С 33 школой на Беккери были связаны еще два надолго запомнившихся случая. На лестничной площадке перед входом в спортзал между первым и вторым этажами школы на высоких подставках, крытых красным кумачом, стояли бюсты Ленина и Сталина. Кто-то сообразил поставить их не у самой стены, а отодвинув от неё сантиметров на 40. Для мальчишек этого было достаточно, чтобы, играясь, спрятаться за ними. Дети есть дети. Как-то в 1955 году за бюстом Сталина от кого-то спрятался и я. Но, выбегая из-за него, задел подставку. Бюст вождя народов на виду у всех упал и разбился. Задержался, не зная, что делать. Прозвенел звонок, напоминая о конце перемены. Ушел на урок, ожидая, когда вызовут к директору. Не вызвали. Не помню, чтобы вызывали и родителей. Как-то так все прошло спокойно. А ведь до разоблачения Н. С. Хрущевым в 1956 году на XX съезде КПСС культа личности Сталина мы еще не дошли.

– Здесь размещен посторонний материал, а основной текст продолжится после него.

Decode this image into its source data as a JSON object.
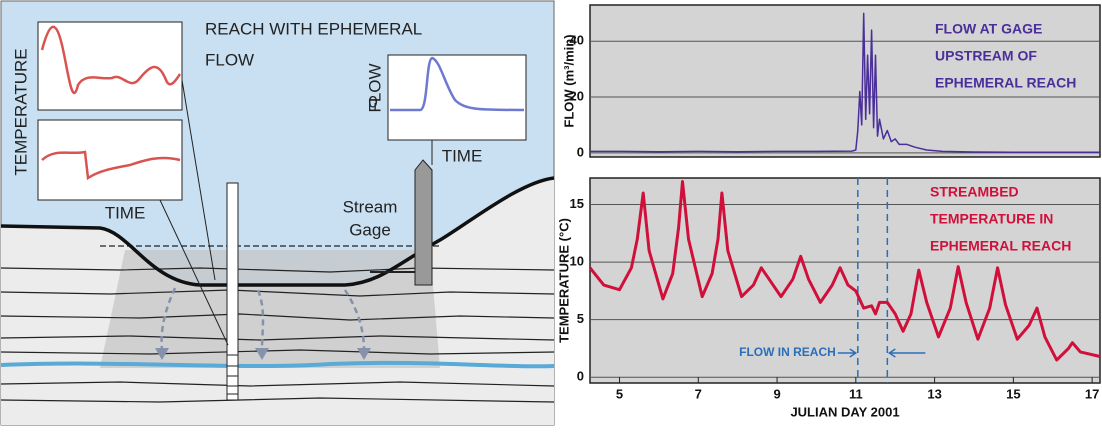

Седьмой класс, как и четвертый, я закончил с отличием, но отличился и в другом, не посещая добрую половину четверти занятия по математике. Не по своей вине. Был удален обиженной учительницей. Математику у нас в это полугодие вела Мия Исааковна. Небольшая, черноволосая. И вот однажды, опаздывая на урок, я промчался перед ней в дверь, ведущую в общий коридор, в котором располагались классы, и автоматически толкнул её назад. Не успел подумать, что она успеет подойти к двери. Дверью, наверно, её стукнуло. Не разобравшись, злым тоном, не поздоровавшись с классом, она прежде всего попросила меня выйти из класса и больше на её уроки не приходить. Ушел, не совсем понимая и не спрашивая, за что выгнан.

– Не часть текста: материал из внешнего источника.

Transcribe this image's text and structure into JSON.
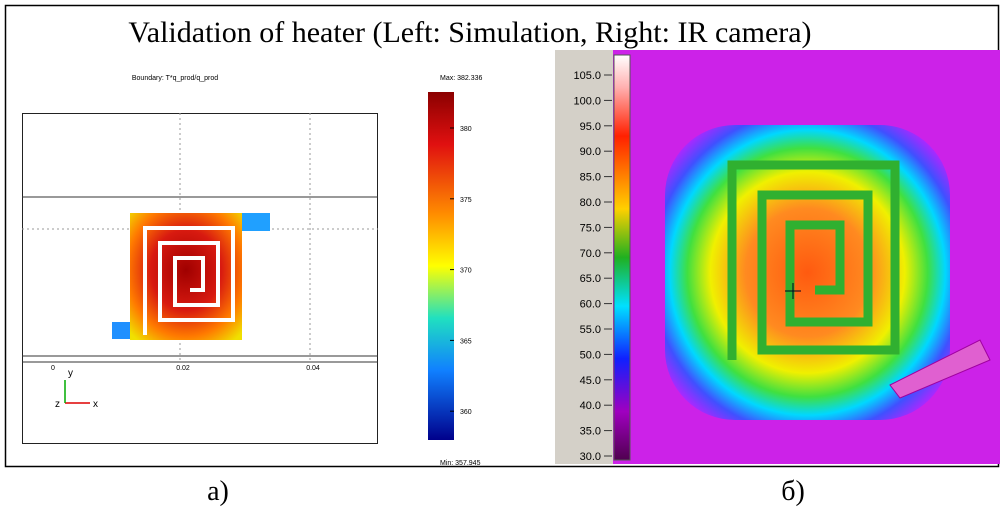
{
  "title": "Validation of heater (Left: Simulation, Right: IR camera)",
  "simulation": {
    "boundary_label": "Boundary: T*q_prod/q_prod",
    "max_label": "Max: 382.336",
    "min_label": "Min: 357.945",
    "colorbar_ticks": [
      "380",
      "375",
      "370",
      "365",
      "360"
    ],
    "x_ticks": [
      "0",
      "0.02",
      "0.04"
    ],
    "axis_labels": {
      "y": "y",
      "z": "z",
      "x": "x"
    }
  },
  "ir_camera": {
    "scale_ticks": [
      "105.0",
      "100.0",
      "95.0",
      "90.0",
      "85.0",
      "80.0",
      "75.0",
      "70.0",
      "65.0",
      "60.0",
      "55.0",
      "50.0",
      "45.0",
      "40.0",
      "35.0",
      "30.0"
    ]
  },
  "captions": {
    "left": "a)",
    "right": "б)"
  }
}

Погода в тот день была уже теплая и, помню, когда, не унывая, шел мимо школы, даже помахал рукой нашим ребятам, почему-то оказавшимся у окон нашего класса. На уроки Мии Исааковны больше не приходил. Где-то гулял. Маму «хулигана» только в мае пригласили к директору школы. Меня тоже. Как мне вывели четвертную оценку, не знаю. Но в восьмом классе этой учительницы у нас не было. Школа в этом году стала 24, смешанной русско-эстонской. Классы были рядом, в одном коридоре. Среди эстонцев были знакомые ребята с нашего двора, понятно, с ними мы общались, но с другими особенно не смешивались. Каждый класс жил больше сам по себе. А потом нас перевели в новое здание 33 школы на улице Белинского 10. Это – уже 9-й класс.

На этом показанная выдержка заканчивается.